“Maly Traścianiec and Other Forgotten Holocaust Sites in Belarus”
Professional Background
Veronica Laputska is currently PhD Candidate at the Graduate School for Social Research, Institute of Philosophy and Sociology, Polish Academy of Sciences and a co-founder of the EAST Center (Warsaw). Her thesis examines visual propaganda at the national commemorations in modern Belarus. Ms. Laputska holds a Specialist Diploma in International Relations from the Belarusian State University, an MA in European Studies from the European Humanities University, an MA in East European Studies from the University of Warsaw, as well as an MA in Economy and Society from the Lancaster University. Veronica speaks Belarusian, Czech, German, Polish, Russian, Ukrainian and Yiddish.
Veronica has been the recipient of several prestigious awards, including the Rothschild Scholarship for the Naomi Prawer Kadar International Yiddish Summer Program at Tel Aviv University in 2019 (Israel); the YIVO Full Scholarship for Uriel Weinreich Program in Yiddish Language, Literature and Culture in 2018 (USA); a full PhD Scholarship from the Higher Education Support Programme (Open Society Foundation); and the Scholarship of the Polish Ministry of Foreign Affairs and the University of Warsaw for MA studies in 2009–2011.

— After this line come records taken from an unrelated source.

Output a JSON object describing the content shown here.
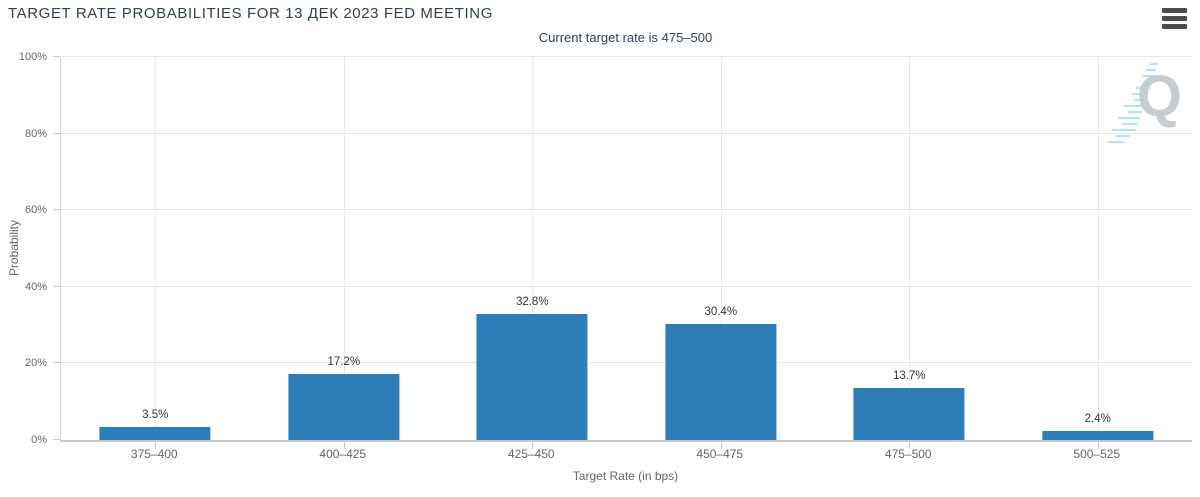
{
  "header": {
    "menu_icon": "hamburger-menu-icon"
  },
  "watermark": {
    "letter": "Q"
  },
  "chart_data": {
    "type": "bar",
    "title": "TARGET RATE PROBABILITIES FOR 13 ДЕК 2023 FED MEETING",
    "subtitle": "Current target rate is 475–500",
    "categories": [
      "375–400",
      "400–425",
      "425–450",
      "450–475",
      "475–500",
      "500–525"
    ],
    "values": [
      3.5,
      17.2,
      32.8,
      30.4,
      13.7,
      2.4
    ],
    "value_labels": [
      "3.5%",
      "17.2%",
      "32.8%",
      "30.4%",
      "13.7%",
      "2.4%"
    ],
    "xlabel": "Target Rate (in bps)",
    "ylabel": "Probability",
    "ylim": [
      0,
      100
    ],
    "yticks_percent": [
      0,
      20,
      40,
      60,
      80,
      100
    ],
    "ytick_labels": [
      "0%",
      "20%",
      "40%",
      "60%",
      "80%",
      "100%"
    ],
    "grid": true,
    "legend_position": "none",
    "bar_color": "#2d7eb8",
    "grid_color": "#e6e6e6",
    "title_color": "#2e4156",
    "axis_label_color": "#666666"
  }
}
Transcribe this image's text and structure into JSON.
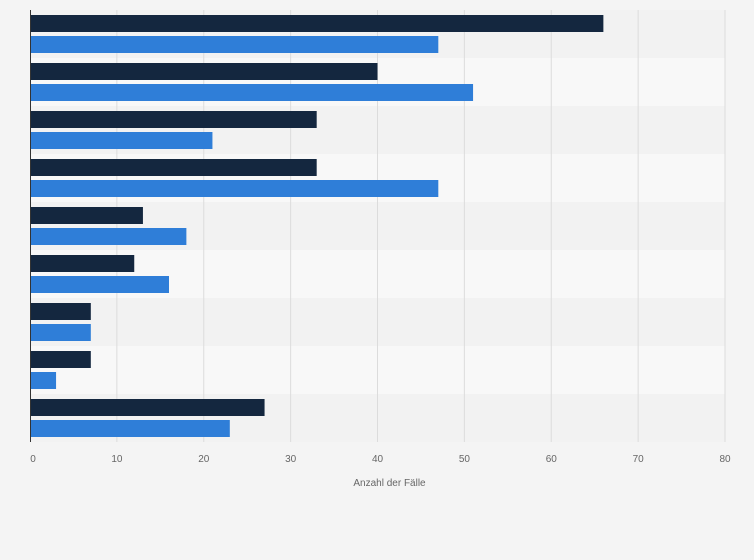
{
  "chart_data": {
    "type": "bar",
    "orientation": "horizontal",
    "categories": [
      "",
      "",
      "",
      "",
      "",
      "",
      "",
      "",
      ""
    ],
    "series": [
      {
        "values": [
          66,
          40,
          33,
          33,
          13,
          12,
          7,
          7,
          27
        ]
      },
      {
        "values": [
          47,
          51,
          21,
          47,
          18,
          16,
          7,
          3,
          23
        ]
      }
    ],
    "xlabel": "Anzahl der Fälle",
    "ylabel": "",
    "xlim": [
      0,
      80
    ],
    "xticks": [
      0,
      10,
      20,
      30,
      40,
      50,
      60,
      70,
      80
    ],
    "grid": true,
    "colors": {
      "series_1": "#14273f",
      "series_2": "#2f7ed8",
      "band_dark": "#f2f2f2",
      "band_light": "#f8f8f8",
      "gridline": "#dcdcdc",
      "axis": "#333333"
    }
  }
}
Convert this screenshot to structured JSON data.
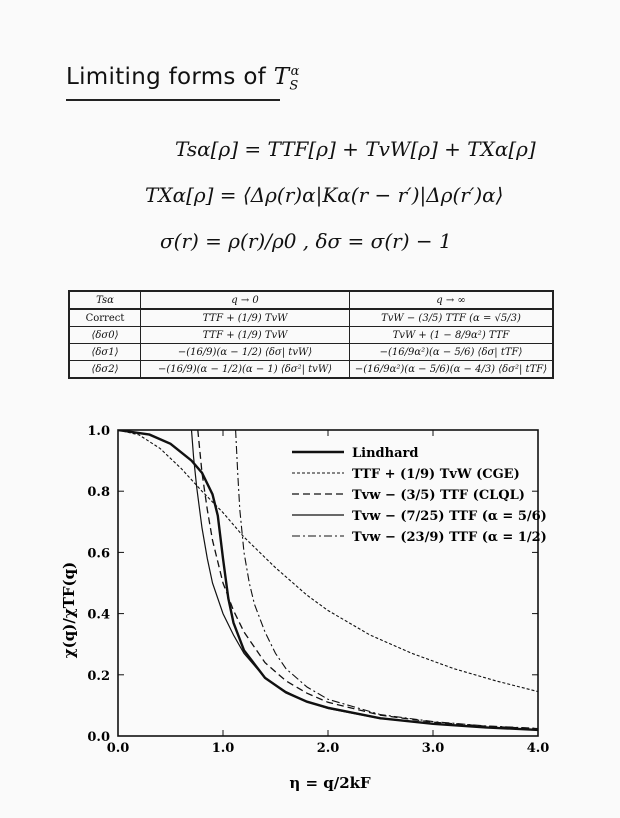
{
  "header": {
    "title_text": "Limiting forms of ",
    "title_math": "T",
    "title_sub": "S",
    "title_sup": "α"
  },
  "equations": [
    "Tsα[ρ]  =  TTF[ρ] + TvW[ρ] + TXα[ρ]",
    "TXα[ρ]  =  ⟨Δρ(r)α|Kα(r − r′)|Δρ(r′)α⟩",
    "σ(r) = ρ(r)/ρ0 ,   δσ = σ(r) − 1"
  ],
  "table": {
    "headers": [
      "Tsα",
      "q → 0",
      "q → ∞"
    ],
    "rows": [
      [
        "Correct",
        "TTF + (1/9) TvW",
        "TvW − (3/5) TTF   (α = √5/3)"
      ],
      [
        "⟨δσ0⟩",
        "TTF + (1/9) TvW",
        "TvW + (1 − 8/9α²) TTF"
      ],
      [
        "⟨δσ1⟩",
        "−(16/9)(α − 1/2) ⟨δσ| tvW⟩",
        "−(16/9α²)(α − 5/6) ⟨δσ| tTF⟩"
      ],
      [
        "⟨δσ2⟩",
        "−(16/9)(α − 1/2)(α − 1) ⟨δσ²| tvW⟩",
        "−(16/9α²)(α − 5/6)(α − 4/3) ⟨δσ²| tTF⟩"
      ]
    ]
  },
  "chart_data": {
    "type": "line",
    "xlabel": "η = q/2kF",
    "ylabel": "χ(q)/χTF(q)",
    "xlim": [
      0.0,
      4.0
    ],
    "ylim": [
      0.0,
      1.0
    ],
    "xticks": [
      "0.0",
      "1.0",
      "2.0",
      "3.0",
      "4.0"
    ],
    "yticks": [
      "0.0",
      "0.2",
      "0.4",
      "0.6",
      "0.8",
      "1.0"
    ],
    "legend_position": "top-right",
    "series": [
      {
        "name": "Lindhard",
        "style": "solid-bold",
        "x": [
          0.0,
          0.3,
          0.5,
          0.7,
          0.8,
          0.9,
          0.95,
          1.0,
          1.05,
          1.1,
          1.2,
          1.4,
          1.6,
          1.8,
          2.0,
          2.5,
          3.0,
          3.5,
          4.0
        ],
        "y": [
          1.0,
          0.985,
          0.955,
          0.9,
          0.86,
          0.79,
          0.72,
          0.58,
          0.45,
          0.37,
          0.28,
          0.19,
          0.142,
          0.112,
          0.092,
          0.058,
          0.04,
          0.028,
          0.02
        ]
      },
      {
        "name": "TTF + (1/9) TvW (CGE)",
        "style": "dotted",
        "x": [
          0.0,
          0.2,
          0.4,
          0.6,
          0.8,
          1.0,
          1.2,
          1.5,
          1.8,
          2.0,
          2.4,
          2.8,
          3.2,
          3.6,
          4.0
        ],
        "y": [
          1.0,
          0.984,
          0.94,
          0.875,
          0.8,
          0.73,
          0.65,
          0.55,
          0.46,
          0.41,
          0.33,
          0.27,
          0.22,
          0.18,
          0.145
        ]
      },
      {
        "name": "Tvw − (3/5) TTF (CLQL)",
        "style": "dashed",
        "x": [
          0.76,
          0.78,
          0.8,
          0.85,
          0.9,
          1.0,
          1.1,
          1.2,
          1.4,
          1.6,
          1.8,
          2.0,
          2.5,
          3.0,
          3.5,
          4.0
        ],
        "y": [
          1.0,
          0.93,
          0.86,
          0.74,
          0.64,
          0.5,
          0.41,
          0.34,
          0.24,
          0.18,
          0.14,
          0.11,
          0.068,
          0.045,
          0.032,
          0.024
        ]
      },
      {
        "name": "Tvw − (7/25) TTF (α = 5/6)",
        "style": "solid-thin",
        "x": [
          0.7,
          0.72,
          0.75,
          0.8,
          0.85,
          0.9,
          1.0,
          1.1,
          1.2,
          1.4,
          1.6,
          1.8,
          2.0,
          2.5,
          3.0,
          3.5,
          4.0
        ],
        "y": [
          1.0,
          0.91,
          0.81,
          0.68,
          0.58,
          0.5,
          0.4,
          0.33,
          0.27,
          0.19,
          0.145,
          0.112,
          0.09,
          0.057,
          0.04,
          0.028,
          0.02
        ]
      },
      {
        "name": "Tvw − (23/9) TTF (α = 1/2)",
        "style": "dashdot",
        "x": [
          1.12,
          1.14,
          1.16,
          1.2,
          1.25,
          1.3,
          1.4,
          1.5,
          1.6,
          1.8,
          2.0,
          2.5,
          3.0,
          3.5,
          4.0
        ],
        "y": [
          1.0,
          0.86,
          0.74,
          0.6,
          0.5,
          0.43,
          0.34,
          0.27,
          0.22,
          0.16,
          0.12,
          0.07,
          0.047,
          0.033,
          0.025
        ]
      }
    ]
  }
}
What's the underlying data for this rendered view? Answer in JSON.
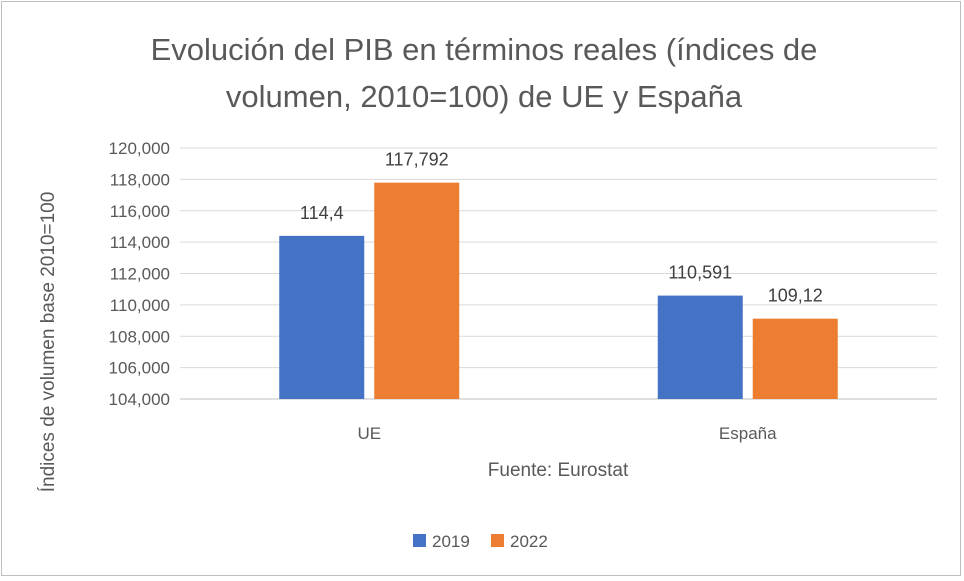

Ms. Laputska consults with various international and regional organizations and funds on media and democratization. In 2016-2017, Veronica carried out a joint project of the Jewish Museum in Minsk and USHMM that digitzed oral testimonies of the Belarusian Holocaust survivors and the Righteous among the Nations in Belarus. At the moment, Veronica works on two book projects with Dist. Prof. David R. Marples of the University of Alberta, Canada: one on the politics of memory of the places of mass extermination in Belarus in 1930-1940s and another on 2020 Belarusian protests. Her research interests and expertise include media, visual and Jewish studies as well as study of nationalism and politics of memory.
Fellowship Research
Ms. Laputska will be in-residence as a Mandel Center for Advanced Holocaust Studies Fellow to conduct research on the project, “Maly Traścianiec and Other Forgotten Holocaust Sites in Belarus.” The biggest concentration camp on the Soviet territory during the Nazi occupation of its western lands, Maly Traścianiec was predominantly neglected in the Western historiography and often avoided in the glorification narratives of the Great Patriotic War present during the Soviet times. For this reason, Veronica aims to attempt to fill out this gap. During her stay, she will focus on the data from reports and investigative materials compiled by the Military Commissions of the Red (Soviet) Army related to crimes committed by the Nazis and their collaborators on the occupied territories of the Soviet Union and Eastern Europe during WWII, as well from documents and data collected by the Special Extraordinary Commission that investigated Nazi crimes after the war. She will analyse the documented reasons why Maly Traścianiec was neglected in official propaganda during the Soviet times and compare this to the documented data on losses and other details with the information exposed on the territory of the official memorial.